The minister said that both Foxconn and Vedanta have significant investments in India and are valued investors who are creating jobs and growth.
“It was well known that both companies had no prior semicon experience or technology and were expected to source Fab tech from a Tech partner. While their JV VFSL had originally submitted a proposal for 28nm fab, they could not source appropriate Tech partner for that proposal,” the minister said.
He said that Vedanta through JV VFSL has recently submitted a 40 nm fab proposal backed by a technology licensing agreement from a Global Semicon major – which is currently being evaluated by government’s Semicon India Tech Advisory group.
The minister said that India’s strategy of catalyzing semiconductor ecosystem has seen rapid progress in the 18 months since Prime Minister Narendra Modi approved India’s Semicon strategy and policy.

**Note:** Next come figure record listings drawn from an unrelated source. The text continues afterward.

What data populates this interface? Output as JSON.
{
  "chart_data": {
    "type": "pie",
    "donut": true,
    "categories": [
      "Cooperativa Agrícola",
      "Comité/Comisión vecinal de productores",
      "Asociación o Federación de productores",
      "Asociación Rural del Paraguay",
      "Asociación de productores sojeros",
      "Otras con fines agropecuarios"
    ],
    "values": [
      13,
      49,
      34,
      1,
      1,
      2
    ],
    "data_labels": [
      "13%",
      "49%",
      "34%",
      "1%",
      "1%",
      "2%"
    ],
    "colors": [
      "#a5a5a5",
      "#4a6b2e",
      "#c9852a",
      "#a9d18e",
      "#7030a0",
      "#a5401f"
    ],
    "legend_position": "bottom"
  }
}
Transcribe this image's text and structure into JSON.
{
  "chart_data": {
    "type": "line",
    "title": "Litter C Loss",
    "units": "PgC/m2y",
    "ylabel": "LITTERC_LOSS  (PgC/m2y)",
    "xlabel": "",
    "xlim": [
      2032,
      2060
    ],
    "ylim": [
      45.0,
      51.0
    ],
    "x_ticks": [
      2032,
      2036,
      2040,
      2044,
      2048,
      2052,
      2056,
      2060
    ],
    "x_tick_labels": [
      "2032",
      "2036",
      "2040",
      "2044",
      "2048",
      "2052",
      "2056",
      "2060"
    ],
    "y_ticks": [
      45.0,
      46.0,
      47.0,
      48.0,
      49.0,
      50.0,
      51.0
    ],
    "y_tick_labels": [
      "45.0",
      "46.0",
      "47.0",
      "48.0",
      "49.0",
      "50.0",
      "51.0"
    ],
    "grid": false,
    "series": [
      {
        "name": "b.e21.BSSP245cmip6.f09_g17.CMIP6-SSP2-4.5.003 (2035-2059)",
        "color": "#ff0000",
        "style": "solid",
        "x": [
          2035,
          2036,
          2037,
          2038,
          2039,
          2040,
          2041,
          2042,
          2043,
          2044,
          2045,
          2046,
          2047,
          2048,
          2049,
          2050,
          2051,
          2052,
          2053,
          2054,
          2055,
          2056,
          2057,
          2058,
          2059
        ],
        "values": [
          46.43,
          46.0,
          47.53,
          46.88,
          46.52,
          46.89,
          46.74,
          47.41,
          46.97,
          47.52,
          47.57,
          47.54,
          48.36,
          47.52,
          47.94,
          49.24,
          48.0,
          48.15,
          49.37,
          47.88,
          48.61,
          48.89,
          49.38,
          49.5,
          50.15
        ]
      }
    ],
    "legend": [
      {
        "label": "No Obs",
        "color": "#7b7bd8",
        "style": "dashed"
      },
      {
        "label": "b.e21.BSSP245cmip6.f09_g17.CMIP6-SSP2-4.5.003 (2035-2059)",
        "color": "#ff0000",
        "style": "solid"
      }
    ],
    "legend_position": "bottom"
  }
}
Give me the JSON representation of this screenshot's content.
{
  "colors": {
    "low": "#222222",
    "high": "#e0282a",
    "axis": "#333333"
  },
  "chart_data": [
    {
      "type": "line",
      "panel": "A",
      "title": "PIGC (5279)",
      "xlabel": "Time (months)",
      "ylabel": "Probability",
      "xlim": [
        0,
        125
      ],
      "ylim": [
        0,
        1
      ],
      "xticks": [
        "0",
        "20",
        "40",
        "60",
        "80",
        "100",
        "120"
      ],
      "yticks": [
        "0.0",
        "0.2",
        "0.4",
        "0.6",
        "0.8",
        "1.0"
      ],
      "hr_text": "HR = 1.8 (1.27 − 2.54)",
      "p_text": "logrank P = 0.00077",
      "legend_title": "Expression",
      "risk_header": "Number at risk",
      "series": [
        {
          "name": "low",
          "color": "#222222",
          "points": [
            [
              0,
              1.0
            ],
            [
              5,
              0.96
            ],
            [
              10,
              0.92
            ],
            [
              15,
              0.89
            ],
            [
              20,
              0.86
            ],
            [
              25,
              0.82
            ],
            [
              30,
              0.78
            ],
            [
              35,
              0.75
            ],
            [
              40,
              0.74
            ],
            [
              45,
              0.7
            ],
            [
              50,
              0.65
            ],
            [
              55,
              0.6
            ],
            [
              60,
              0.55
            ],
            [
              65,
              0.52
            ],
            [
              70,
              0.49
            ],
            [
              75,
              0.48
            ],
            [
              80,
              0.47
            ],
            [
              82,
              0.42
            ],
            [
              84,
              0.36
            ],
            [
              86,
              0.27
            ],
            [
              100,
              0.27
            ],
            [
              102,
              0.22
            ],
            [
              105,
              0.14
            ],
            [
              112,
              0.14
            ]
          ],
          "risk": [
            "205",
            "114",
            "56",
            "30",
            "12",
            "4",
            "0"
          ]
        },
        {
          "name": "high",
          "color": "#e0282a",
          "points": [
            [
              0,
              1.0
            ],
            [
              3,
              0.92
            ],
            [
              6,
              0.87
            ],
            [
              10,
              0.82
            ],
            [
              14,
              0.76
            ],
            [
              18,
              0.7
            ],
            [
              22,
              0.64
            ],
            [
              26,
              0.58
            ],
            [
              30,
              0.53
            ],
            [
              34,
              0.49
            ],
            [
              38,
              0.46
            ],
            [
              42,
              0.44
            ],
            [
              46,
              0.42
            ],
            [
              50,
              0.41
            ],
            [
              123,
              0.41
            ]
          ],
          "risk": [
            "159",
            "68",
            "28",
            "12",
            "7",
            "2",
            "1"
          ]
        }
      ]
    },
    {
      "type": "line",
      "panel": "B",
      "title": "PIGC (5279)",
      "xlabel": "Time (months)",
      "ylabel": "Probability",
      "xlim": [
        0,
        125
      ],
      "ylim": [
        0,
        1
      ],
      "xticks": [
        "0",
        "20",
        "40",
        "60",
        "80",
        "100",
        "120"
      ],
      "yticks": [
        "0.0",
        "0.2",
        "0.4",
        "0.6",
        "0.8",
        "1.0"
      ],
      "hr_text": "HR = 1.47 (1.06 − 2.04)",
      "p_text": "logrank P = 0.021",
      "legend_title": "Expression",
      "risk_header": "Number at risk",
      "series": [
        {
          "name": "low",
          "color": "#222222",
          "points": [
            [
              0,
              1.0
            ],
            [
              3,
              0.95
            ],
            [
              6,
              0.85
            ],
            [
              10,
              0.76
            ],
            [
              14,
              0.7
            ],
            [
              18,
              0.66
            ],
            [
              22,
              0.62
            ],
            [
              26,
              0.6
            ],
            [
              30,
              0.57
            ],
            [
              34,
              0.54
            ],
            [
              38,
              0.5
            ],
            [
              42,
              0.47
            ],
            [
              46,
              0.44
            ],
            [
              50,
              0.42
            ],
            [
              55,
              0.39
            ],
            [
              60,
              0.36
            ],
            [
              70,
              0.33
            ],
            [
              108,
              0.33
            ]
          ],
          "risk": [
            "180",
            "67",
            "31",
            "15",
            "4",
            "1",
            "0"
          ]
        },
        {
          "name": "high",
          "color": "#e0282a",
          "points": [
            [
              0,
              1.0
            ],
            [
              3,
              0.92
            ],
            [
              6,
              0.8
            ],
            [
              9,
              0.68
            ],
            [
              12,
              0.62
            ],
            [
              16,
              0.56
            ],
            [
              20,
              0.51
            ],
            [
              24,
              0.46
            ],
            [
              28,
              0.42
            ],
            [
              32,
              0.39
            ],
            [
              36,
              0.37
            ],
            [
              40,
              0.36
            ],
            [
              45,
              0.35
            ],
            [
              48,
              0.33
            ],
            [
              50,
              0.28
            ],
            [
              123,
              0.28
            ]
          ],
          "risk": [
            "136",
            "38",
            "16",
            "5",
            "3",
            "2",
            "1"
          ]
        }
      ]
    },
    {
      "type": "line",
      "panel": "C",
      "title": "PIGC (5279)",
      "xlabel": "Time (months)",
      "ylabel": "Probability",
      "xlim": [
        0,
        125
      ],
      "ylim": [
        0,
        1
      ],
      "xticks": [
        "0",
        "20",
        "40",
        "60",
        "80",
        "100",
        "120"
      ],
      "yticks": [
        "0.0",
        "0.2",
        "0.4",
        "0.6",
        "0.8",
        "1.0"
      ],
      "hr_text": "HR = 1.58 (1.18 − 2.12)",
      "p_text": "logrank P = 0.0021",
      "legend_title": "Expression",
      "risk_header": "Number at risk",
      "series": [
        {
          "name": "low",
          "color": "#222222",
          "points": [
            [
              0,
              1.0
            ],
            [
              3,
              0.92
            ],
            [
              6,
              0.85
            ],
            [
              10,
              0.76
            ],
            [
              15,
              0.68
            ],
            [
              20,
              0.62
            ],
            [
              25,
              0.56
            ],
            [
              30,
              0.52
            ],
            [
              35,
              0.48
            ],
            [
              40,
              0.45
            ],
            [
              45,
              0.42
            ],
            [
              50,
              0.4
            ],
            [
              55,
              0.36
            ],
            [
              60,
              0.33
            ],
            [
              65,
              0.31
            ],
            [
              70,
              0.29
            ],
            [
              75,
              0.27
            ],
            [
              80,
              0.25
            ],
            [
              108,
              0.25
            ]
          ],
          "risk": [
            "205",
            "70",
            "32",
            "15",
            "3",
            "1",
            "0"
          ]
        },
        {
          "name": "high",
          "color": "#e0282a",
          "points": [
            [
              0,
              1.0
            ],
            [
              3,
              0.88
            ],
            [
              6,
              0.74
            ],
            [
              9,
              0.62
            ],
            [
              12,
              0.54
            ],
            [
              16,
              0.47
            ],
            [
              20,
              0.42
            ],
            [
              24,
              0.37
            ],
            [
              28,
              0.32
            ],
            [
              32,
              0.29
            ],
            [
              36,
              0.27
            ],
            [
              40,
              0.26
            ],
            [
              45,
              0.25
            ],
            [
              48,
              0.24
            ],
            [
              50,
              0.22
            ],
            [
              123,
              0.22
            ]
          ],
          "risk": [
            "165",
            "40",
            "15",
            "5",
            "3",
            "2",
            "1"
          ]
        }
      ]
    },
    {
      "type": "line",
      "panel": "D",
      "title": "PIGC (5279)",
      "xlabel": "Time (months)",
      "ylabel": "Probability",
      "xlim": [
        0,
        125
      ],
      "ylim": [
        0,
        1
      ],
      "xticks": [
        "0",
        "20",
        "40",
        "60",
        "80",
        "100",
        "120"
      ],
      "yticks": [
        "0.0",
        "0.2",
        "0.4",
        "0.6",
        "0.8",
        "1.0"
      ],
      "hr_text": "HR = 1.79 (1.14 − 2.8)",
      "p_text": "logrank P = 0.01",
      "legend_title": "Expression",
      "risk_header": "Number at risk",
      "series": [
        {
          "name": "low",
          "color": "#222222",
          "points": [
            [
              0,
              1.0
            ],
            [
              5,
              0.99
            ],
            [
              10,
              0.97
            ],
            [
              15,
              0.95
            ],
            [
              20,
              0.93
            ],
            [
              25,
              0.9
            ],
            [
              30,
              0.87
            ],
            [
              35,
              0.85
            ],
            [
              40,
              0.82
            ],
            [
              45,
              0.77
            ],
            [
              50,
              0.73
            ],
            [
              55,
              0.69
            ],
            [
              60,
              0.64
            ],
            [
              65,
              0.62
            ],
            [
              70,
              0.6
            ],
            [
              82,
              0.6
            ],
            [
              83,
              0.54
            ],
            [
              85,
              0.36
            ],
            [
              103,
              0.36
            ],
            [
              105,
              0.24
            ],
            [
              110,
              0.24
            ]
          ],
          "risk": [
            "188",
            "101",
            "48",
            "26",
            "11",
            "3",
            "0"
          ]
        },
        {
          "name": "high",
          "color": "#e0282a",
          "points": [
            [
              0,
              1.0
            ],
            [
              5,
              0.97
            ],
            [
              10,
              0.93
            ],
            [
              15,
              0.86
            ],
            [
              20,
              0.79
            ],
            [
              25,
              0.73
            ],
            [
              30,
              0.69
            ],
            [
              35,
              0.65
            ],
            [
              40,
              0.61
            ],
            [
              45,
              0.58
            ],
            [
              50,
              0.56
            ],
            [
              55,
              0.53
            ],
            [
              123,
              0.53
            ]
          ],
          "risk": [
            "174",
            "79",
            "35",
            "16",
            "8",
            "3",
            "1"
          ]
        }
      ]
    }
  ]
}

“To those editorializing abt this decision of Foxconn/Vedanta being a “blow” to India’s Semicon ambition, I can only say its a bad idea to bet against India under PM Modi. India is just getting started,” Chandrasekhar tweeted.
Cabinet had approved Semicon India Program in December 2015 with an incentive outlay of Rs 76,000 crore.
Vedanta Foxconn JV, IGSS Ventures and ISMC propose to set up electronic chip manufacturing plants with USD 13.6 billion investment and have sought support of USD 5.6 billion from the Centre under the Rs 76,000 crore Semicon India Programme.
Vedanta and Elest have proposed to set up a display manufacturing unit with projected investment of USD 6.7 billion and have sought support of USD 2.7 billion from the Centre under the Scheme for setting up of Display Fabs in India.